Inhoud
- Inleiding
- Wijziging verhouding werk, werknemer en pensioenuitvoerder
- UPO modellen 2018 gepubliceerd
- Baanbrekend arrest over verplichte deelneming bedrijfstakpensioenfonds
- UPO-modellen 2019 gepubliceerd
- Tweede Kamer neemt wetsvoorstel implementatie IORP II-richtlijn aan
- EIOPA publiceert rapport over het Pension Benefit Statement
- Pensioen-modellen UPO en Pensioen 1-2-3 niet langer voorgeschreven
- Nationale Nederlanden beboet om slechte pensioeninformatie
Inleiding
De wijzing op de verouderde Pensioen- en Spaarfondsenwet (1952) is per 1 januari 2007 in werking getreden voor nieuwe pensioenregelingen en per 1-1-2008 voor bestaande regelingen.

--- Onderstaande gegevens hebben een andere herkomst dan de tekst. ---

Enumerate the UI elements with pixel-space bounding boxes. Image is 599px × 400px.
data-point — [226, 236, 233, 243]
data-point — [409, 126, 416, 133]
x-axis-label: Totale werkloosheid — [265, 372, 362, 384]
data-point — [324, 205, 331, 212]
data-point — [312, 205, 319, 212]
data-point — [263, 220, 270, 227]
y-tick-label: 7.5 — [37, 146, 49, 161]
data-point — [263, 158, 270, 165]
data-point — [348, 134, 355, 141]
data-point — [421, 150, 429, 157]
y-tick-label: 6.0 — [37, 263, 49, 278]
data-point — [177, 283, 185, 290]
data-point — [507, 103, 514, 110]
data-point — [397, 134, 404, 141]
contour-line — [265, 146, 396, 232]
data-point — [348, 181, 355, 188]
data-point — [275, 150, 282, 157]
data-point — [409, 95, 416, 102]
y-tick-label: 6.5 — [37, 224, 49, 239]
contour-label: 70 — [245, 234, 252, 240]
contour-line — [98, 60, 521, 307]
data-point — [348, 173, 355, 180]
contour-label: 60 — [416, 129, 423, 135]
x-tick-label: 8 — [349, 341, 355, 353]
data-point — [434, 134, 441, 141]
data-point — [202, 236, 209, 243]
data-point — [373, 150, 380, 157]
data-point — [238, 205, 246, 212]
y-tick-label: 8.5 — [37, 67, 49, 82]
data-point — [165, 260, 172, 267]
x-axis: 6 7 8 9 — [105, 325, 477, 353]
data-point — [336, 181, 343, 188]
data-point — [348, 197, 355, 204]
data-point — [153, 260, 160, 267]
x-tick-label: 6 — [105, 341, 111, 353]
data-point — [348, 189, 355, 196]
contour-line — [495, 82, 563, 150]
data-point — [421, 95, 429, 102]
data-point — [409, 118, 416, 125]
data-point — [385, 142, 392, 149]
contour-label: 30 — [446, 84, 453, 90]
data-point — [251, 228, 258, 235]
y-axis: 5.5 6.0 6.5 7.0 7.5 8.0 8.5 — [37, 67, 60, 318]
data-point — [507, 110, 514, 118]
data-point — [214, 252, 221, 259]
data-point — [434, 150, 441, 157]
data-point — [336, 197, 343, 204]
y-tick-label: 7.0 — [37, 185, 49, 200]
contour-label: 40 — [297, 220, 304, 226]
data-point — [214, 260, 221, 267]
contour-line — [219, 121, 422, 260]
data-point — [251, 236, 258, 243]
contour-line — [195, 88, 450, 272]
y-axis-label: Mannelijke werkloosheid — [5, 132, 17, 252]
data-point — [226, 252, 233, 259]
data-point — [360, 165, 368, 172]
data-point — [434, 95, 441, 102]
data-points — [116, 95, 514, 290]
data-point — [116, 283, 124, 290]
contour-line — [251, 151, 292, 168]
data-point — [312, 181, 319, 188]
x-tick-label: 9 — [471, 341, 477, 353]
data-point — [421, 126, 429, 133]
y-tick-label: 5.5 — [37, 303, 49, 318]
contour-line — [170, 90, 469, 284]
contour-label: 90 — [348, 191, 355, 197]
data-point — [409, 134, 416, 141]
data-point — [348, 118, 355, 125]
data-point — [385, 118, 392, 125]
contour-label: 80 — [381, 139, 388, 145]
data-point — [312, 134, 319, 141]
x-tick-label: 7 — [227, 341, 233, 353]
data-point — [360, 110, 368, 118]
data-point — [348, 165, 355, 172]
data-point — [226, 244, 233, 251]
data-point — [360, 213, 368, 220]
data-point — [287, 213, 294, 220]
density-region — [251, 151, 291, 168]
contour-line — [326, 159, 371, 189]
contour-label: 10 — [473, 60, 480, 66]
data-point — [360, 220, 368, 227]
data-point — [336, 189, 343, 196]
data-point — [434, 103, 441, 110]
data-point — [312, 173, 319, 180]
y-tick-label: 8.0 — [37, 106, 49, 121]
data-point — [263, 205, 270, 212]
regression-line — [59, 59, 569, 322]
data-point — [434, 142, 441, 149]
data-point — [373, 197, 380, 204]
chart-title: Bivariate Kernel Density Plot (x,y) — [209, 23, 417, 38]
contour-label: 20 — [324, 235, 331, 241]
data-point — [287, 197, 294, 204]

De wet streeft, door samenvoeging van regels en jurisprudentie, meer eenvoud en transparantie na. Extra wetgeving is toegevoegd met als doel de werknemer te informeren en te beschermen. De belangrijkste punten:
Wijziging verhouding werkgever, werknemer en pensioenuitvoerder
Werkgever en werknemer
Naast de arbeidsovereenkomst moet binnen 1 maand na indiensttreding een pensioenovereenkomst worden opgesteld, deze kan onderdeel zijn van de arbeidsovereenkomst. Door het collectieve pensioenkarakter en verplichtingen in regelgeving blijft er (met de nieuwe wetgeving) weinig ruimte over voor pensioeneisen binnen de aanstellingsonderhandelingen.

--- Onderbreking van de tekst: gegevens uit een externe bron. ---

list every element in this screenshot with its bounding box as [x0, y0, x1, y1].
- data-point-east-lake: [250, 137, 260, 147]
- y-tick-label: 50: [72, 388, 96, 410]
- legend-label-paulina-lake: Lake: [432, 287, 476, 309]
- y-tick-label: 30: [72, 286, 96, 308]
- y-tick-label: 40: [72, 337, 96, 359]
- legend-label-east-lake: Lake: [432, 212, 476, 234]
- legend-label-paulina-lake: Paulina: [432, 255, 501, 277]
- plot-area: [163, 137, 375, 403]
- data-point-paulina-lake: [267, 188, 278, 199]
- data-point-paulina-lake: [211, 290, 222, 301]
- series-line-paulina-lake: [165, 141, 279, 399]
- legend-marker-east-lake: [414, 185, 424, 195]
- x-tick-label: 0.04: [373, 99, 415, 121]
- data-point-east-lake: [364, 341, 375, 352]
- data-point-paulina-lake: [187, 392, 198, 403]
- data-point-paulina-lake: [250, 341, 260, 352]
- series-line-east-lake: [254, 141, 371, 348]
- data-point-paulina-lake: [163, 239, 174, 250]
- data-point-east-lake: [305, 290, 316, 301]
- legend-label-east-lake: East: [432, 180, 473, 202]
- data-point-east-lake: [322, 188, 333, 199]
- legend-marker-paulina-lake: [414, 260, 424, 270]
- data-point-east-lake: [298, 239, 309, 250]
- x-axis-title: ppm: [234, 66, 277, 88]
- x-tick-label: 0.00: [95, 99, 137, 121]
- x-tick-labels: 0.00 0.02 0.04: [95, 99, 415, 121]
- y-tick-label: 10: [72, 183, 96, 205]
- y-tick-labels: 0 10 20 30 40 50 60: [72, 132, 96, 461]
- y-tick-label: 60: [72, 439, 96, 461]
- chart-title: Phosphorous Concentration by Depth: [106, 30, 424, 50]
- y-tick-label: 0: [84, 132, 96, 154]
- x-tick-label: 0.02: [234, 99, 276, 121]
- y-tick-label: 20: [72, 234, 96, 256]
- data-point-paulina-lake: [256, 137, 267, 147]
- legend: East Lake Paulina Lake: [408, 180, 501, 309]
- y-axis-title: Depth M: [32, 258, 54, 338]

Werkgever en pensioenuitvoerder
In deze overeenkomst wordt de rechtsverhouding tussen deze twee partijen geregeld.
Pensioenuitvoerder en werknemer
Binnen 3 maanden na aanvang van het dienstverband wordt een startbrief verstrekt. Ook verstrekt de pensioenuitvoerder het pensioenreglement. Beide documenten zijn er op gericht de werknemer in duidelijke taal de pensioenregeling uit te leggen.

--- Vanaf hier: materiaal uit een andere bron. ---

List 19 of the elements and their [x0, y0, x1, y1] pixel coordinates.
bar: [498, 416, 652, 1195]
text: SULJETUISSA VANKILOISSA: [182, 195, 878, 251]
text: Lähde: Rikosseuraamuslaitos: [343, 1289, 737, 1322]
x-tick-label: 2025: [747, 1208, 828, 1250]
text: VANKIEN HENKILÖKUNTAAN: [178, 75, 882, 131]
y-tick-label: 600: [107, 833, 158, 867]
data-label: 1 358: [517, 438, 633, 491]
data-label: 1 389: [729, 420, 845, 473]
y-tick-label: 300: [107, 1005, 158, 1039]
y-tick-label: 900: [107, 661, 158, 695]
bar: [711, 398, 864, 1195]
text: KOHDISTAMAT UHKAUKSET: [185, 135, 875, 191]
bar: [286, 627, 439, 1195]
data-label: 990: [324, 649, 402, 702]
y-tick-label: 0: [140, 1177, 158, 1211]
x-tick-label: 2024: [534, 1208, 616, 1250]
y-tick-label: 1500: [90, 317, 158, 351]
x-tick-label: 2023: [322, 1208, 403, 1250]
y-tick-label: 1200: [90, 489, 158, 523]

Opnameleeftijd pensioenregeling (verlaagd) naar 21 jaar
Dit geldt voor nieuwe deelnemers en werknemers die al in dienst waren en door hun leeftijd in aanmerking komen voor deelname. Voor laatstgenoemde werknemers geldt de toetreding niet met terugwerkende kracht. Er kan dus geen "misgelopen" pensioen worden geclaimd bij de (ex)-werkgever. De bewijslast van de pensioentoezegging is in de nieuwe Pensioenwet omgedraaid: de werkgever moet nu aantonen, dat er geen pensioentoezegging is gedaan. Is er een gegrond vermoeden, dat aan een collega met gelijkwaardige taken een pensioen is toegezegd, dan bestaat er ook recht op pensioen voor al zijn/haar collega’s. Voor de duidelijkheid: een werkgever heeft (in eerste instantie) geen verplichting pensioen toe te zeggen.
Verplichte deelname
In de nieuwe Pensioenwet is afzien van deelname aan de pensioenregeling niet meer mogelijk. De afstandsverklaring verdwijnt, zelfs al kent de regeling geen financiële bijdrage van de werkgever.
Verdwijning C-polis
Alle nieuw gesloten polissen per 1 januari 2007 vallen onder de complete bescherming van de Pensioenwet. De werkgever zal in elk geval verzekeringnemer van de polis zijn. Voor oude C-polissen (werknemer is verzekeringnemer) is overgangsrecht van toepassing.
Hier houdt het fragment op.